The economics of these campaigns also influence their prevalence. The barrier to entry for high-quality social engineering has lowered significantly. Where targeted reconnaissance and drafting convincing emails previously required significant time or capital, generative AI tools have reduced the cost of scaling these operations to cents per attempt.

Strengthening Defenses

To counter structurally invisible threats, security teams should consider moving beyond static rulesets toward reasoning models capable of analyzing the context and subtle patterns associated with TOAD communications. Lefort recommends evaluating current security coverage against the attack taxonomy detailed in the report to identify specific gaps.

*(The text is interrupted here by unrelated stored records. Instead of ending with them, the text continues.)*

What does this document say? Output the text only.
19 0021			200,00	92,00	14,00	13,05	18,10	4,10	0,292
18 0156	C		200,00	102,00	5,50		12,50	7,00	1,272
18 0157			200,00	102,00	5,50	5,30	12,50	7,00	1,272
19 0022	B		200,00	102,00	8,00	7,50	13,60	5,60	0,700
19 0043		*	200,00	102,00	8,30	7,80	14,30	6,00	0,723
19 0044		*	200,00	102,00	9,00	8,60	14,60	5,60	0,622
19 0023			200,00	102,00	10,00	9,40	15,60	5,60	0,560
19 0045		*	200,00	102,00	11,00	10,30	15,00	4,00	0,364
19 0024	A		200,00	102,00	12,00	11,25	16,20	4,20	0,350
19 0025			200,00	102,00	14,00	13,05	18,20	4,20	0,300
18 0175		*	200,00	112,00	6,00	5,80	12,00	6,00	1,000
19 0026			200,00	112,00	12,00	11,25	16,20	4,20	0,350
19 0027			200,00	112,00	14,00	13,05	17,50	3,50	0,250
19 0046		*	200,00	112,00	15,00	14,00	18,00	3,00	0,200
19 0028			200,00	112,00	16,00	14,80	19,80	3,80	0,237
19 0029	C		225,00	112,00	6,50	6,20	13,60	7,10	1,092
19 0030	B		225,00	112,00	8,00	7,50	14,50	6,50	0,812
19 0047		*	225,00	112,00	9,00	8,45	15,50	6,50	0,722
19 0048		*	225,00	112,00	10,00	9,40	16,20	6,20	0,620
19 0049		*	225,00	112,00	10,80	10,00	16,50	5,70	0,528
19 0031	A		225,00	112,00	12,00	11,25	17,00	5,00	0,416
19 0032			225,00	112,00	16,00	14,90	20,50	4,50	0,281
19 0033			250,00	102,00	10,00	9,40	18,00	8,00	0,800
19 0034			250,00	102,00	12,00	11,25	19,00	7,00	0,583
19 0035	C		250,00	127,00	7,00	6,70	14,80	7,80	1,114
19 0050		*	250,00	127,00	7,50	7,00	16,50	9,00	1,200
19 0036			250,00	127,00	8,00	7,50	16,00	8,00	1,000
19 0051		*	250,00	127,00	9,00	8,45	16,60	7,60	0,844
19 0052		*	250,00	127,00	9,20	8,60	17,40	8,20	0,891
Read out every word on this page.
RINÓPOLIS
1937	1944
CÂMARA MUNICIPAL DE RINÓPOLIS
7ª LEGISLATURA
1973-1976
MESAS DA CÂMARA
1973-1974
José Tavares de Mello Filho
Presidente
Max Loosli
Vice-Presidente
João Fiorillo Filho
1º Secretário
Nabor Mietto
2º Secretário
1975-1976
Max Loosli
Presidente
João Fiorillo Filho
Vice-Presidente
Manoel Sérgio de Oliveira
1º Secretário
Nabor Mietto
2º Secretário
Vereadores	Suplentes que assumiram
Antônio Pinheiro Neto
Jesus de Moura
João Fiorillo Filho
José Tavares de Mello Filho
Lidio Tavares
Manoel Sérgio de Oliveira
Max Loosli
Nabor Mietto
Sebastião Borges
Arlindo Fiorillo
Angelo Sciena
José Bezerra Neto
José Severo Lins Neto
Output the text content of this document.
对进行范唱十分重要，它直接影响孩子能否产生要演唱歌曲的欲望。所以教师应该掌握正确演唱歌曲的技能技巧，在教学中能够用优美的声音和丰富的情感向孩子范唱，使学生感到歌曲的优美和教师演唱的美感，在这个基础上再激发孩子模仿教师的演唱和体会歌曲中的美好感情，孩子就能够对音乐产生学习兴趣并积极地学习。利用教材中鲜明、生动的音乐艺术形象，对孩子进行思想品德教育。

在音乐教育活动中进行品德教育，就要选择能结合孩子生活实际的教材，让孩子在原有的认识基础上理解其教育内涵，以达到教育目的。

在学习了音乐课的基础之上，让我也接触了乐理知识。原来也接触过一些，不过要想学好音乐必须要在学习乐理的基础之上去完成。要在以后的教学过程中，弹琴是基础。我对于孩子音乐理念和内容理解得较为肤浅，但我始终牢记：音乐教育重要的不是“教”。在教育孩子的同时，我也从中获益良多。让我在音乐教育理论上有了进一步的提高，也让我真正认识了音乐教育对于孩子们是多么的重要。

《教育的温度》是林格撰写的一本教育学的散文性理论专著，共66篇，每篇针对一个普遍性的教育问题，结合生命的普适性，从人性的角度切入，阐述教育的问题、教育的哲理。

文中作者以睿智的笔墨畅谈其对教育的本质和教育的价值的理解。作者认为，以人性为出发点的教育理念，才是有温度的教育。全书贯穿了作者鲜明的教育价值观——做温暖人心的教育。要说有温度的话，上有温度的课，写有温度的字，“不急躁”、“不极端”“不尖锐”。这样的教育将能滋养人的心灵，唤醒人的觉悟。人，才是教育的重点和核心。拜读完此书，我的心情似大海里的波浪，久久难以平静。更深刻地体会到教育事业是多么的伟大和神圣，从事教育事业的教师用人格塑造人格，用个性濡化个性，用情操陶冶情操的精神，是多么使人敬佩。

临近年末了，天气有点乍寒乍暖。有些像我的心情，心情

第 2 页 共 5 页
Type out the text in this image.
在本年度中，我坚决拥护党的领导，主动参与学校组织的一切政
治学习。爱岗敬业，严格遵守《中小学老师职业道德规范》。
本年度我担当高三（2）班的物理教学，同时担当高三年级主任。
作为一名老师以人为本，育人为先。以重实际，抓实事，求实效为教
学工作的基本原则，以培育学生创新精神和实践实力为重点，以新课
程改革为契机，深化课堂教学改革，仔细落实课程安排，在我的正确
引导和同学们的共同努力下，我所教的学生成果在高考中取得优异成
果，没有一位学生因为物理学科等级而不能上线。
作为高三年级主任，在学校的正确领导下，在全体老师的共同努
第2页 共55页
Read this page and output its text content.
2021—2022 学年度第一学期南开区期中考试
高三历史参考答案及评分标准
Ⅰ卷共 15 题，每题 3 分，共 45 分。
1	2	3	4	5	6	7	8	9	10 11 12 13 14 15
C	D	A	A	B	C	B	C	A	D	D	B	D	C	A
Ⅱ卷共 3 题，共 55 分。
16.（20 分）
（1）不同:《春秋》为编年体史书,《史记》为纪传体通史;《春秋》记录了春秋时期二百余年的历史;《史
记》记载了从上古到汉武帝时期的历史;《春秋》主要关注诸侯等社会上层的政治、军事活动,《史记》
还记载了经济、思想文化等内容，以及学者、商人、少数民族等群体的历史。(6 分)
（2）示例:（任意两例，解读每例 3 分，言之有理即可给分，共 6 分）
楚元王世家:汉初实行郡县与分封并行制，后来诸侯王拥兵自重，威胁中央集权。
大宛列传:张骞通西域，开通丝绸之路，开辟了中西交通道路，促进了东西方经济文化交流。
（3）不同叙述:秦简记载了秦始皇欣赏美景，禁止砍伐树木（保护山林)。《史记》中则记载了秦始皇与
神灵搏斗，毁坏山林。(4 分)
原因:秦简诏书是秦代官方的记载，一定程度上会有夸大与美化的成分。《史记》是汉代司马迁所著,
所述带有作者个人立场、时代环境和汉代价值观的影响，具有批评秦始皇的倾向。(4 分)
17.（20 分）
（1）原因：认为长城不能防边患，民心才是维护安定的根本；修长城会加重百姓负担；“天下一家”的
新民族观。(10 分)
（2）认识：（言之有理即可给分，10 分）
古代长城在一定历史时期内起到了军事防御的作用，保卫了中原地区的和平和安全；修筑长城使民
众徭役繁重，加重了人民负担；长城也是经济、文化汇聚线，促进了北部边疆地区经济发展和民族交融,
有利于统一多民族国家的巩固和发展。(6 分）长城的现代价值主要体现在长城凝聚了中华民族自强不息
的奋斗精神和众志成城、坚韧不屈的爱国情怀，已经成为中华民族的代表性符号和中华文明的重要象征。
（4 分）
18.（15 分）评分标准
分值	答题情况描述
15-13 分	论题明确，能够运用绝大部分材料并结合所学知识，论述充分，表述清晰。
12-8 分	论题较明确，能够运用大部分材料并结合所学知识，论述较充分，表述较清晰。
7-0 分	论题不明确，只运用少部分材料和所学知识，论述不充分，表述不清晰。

Procedural controls and user education also play a vital role. Organizations can build resilience by establishing clear communication protocols:

  • Validate Channels: Employees should be aware that legitimate invoices rarely require immediate resolution via a phone call found in the email body.

  • Authorization Flows: Financial payments and authorizations should follow strict internal workflows, never originating solely from an inbound phone request.

  • Verification: Guidance on how to independently verify a request, such as navigating directly to a vendor portal rather than using email contact details—remains a foundational control.